第46話 ウチが百合なんは通天閣より有名やで

 夕方のラッシュの時間帯に差し掛かる頃だった。私は、大学でできた友人と今日の講義が終わった後で駅前のカフェに行こうとしていたところだった。人混みの中、私たちは目的のカフェに向かって歩いていた。肩がぶつかりそうになりながら、誰とも目線を合わせず、そして全員が申し合わせたように速足で歩いていく。


だが、そんな状況でも見えてしまった。

普段とは違う、セットアップを着たあの人が。

この間とは違う、自然な表情でいるあの人が。

隣にいるはずのない人と、恋人繋ぎで手を繋いでいた。


 だが、それが見えたのはほんの一瞬。また人の海に私は溺れた。いや、沈んだのだ。足が止まったから。呆然とそこに立っていたから。不思議と歩いているときにはぶつからないのに、立ち止まるとあらゆる方向からぶつかられる。私はそうしてぶつかってくる人の衝撃に揺らめき、川を流れる落ち葉のように翻弄された。


「ちょっと沙夜?どないしたん?」

不意に私の体が引っ張られる。友人が私を繋ぎとめた。


「え?えぇ、ごめんなさい。ちょっと立ち眩みがしただけよ。」

「…ほんまに?まぁええわ。はよ店に入ろ。それからやわ。」

友人は不振に思いながらも、この場での追及を諦めた。早くこの場から離れることを選択したようだった。それは私にとっても良かったことなのかもしれない。


「って、ここもメッチャ混んでるやん。」

「時間帯がそういう頃だから仕方ないわ。」

私たちは、目的のカフェに到着する。中は満員御礼状態。比較的最近にオープンしたこのカフェは中にプリンを入れたハニートーストが大人気らしい。今日の講義中にその話題になり、彼女に『行ったことない?ほな、行かなアカンやろ?』と押し切られ今に至る。これは少し待たないといけない。


「せや、沙夜にコレあげるわ。辛いやろ?」

入口の待合表に名前と人数を書いて、待合席に着くといきなり白い箱を私に渡してきた。何の事か分からず、その箱を見る。そこには『頭痛・生理痛に』と書かれた見慣れたパッケージがあった。なるほど、そういう風に見えたのね。

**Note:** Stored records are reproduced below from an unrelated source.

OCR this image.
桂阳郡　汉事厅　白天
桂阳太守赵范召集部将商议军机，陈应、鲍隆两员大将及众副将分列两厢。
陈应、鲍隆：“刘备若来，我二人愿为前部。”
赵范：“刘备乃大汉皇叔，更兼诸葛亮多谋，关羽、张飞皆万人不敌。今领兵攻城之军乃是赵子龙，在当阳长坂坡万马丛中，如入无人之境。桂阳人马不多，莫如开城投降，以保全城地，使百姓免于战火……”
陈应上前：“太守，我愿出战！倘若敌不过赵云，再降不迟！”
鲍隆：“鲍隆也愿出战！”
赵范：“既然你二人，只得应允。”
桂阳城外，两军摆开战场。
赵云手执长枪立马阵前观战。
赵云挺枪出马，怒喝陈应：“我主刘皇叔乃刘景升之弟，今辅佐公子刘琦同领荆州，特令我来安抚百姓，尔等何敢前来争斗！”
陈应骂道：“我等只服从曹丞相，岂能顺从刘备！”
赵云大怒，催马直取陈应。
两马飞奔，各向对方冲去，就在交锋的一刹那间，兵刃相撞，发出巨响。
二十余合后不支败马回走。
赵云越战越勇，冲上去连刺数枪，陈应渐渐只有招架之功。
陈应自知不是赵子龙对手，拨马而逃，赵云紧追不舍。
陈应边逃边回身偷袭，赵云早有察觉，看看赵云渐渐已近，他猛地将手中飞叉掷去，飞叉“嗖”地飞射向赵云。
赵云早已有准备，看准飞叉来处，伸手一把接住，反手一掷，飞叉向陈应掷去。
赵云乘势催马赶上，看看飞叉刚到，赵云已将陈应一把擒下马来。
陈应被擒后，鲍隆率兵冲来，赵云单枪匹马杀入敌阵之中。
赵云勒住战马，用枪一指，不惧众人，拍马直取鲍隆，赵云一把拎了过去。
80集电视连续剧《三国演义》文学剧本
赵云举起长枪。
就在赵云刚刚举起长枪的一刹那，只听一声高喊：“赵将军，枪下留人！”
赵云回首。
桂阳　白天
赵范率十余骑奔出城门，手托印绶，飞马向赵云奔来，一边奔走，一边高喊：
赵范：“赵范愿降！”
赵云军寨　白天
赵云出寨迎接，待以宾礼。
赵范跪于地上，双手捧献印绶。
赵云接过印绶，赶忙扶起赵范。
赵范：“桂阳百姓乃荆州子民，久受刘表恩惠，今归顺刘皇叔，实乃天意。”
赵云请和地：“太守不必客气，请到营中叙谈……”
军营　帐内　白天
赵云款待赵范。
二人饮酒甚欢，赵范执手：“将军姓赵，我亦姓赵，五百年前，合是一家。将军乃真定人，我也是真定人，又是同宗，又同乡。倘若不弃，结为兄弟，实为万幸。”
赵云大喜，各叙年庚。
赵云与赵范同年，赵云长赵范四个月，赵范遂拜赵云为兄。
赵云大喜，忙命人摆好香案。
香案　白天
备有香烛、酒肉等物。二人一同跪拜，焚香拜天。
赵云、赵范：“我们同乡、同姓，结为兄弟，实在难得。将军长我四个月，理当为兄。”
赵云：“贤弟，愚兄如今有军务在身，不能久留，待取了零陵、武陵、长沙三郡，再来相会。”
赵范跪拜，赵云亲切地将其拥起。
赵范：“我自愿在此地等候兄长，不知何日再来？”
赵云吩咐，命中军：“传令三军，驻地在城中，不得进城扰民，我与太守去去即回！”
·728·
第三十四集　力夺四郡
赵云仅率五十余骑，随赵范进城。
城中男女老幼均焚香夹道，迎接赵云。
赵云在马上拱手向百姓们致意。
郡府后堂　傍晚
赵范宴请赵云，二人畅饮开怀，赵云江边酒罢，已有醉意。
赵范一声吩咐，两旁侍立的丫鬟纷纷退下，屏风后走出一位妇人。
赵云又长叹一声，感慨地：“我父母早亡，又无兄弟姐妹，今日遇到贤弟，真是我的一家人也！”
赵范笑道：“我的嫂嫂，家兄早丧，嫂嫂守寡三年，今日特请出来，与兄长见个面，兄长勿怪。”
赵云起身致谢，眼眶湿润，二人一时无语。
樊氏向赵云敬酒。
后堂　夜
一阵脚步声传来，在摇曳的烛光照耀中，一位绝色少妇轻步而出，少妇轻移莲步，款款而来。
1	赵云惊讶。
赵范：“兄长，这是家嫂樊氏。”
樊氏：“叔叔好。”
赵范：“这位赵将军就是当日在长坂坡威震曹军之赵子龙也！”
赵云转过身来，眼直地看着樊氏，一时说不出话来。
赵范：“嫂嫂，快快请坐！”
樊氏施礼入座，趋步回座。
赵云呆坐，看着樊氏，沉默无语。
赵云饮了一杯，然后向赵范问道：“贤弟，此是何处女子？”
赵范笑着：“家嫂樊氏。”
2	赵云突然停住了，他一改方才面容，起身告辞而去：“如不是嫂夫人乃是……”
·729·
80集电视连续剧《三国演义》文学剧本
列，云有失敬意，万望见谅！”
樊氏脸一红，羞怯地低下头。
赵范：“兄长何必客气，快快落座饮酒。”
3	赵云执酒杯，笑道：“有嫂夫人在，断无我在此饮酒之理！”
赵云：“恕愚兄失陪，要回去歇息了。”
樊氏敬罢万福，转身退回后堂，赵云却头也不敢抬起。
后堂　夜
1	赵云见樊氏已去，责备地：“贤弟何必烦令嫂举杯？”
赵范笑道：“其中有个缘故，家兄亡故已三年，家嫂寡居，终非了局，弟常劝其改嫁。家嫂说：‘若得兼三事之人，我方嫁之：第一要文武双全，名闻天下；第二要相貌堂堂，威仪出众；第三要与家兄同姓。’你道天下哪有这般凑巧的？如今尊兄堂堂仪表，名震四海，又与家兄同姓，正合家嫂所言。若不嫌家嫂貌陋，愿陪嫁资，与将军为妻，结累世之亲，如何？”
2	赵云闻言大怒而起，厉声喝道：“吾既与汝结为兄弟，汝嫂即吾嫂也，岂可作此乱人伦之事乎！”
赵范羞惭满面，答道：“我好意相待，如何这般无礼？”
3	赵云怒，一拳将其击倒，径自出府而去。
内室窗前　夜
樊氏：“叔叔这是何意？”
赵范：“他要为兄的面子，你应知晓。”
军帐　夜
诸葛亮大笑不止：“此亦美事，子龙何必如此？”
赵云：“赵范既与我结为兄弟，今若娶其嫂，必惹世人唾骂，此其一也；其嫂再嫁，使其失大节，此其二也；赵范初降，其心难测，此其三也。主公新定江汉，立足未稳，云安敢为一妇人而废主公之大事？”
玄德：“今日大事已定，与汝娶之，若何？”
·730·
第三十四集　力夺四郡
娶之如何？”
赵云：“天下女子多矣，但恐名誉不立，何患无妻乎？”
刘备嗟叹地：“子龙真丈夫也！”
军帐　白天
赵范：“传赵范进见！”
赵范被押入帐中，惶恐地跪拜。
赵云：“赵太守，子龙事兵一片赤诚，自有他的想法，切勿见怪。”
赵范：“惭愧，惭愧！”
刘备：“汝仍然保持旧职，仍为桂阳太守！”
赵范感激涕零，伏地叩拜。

「立ち眩みするほど酷い時って、ありえへんほど痛いやん。」

確定ね。まぁ、そういった日も当然あるのだけれど。彼女なりに心配してのことだし、仕方のないことだわ。


「ユキ、ごめんなさい。残念だけど、私は先週もう終わったわ。」

「え!ほんまに?うわぁメッチャ恥ずいやん!仲間出来たと思ったのに~。」

私が勘違いを正すと同時に薬を返すと、ユキは頭を抱えて悶絶していた。


紹介が遅くなったわね。

彼女は笹森ささもり 美雪みゆき。本人の希望で、呼び方はユキ。関西圏からの進学で現在一人暮らし。言葉だけ見ているとそう見えないが、かなり整った人。まるで猫のように引き締まった体つきで、短めでパーマをかけて茶色く染めた髪型は、活発な彼女のイメージにぴったり。と思えば肩口が大きく開いた服で妙に色気があったりする。


「悪かったわ。騙すつもりはなかったのよ。」

「うわ、悪意あったんや!引くわ~。」

こんな性格だ。誰にも垣根を作らないユキはあっという間にあらゆる人と仲良くなってしまう。私もユキに侵攻された一人だ。当時は驚いたが、今では日常になっているから不思議なもの。


「お待たせしました。2名様、ご案内いたします。」

思っていたよりも早く、私たちのところに店員の女の子がやってくる。


「お、ありがと!自分、メッチャ可愛いんな。ちょっと後で一緒に写真撮らん?」

案内をする女の子にユキはさり気なく手を腰に回しながら歩いていく。もう、店員さん困っているじゃない。と、これがユキの生態。何をするのもゼロ距離にいきなり飛び込むから困ったもの。さて、店員さんを助けよう。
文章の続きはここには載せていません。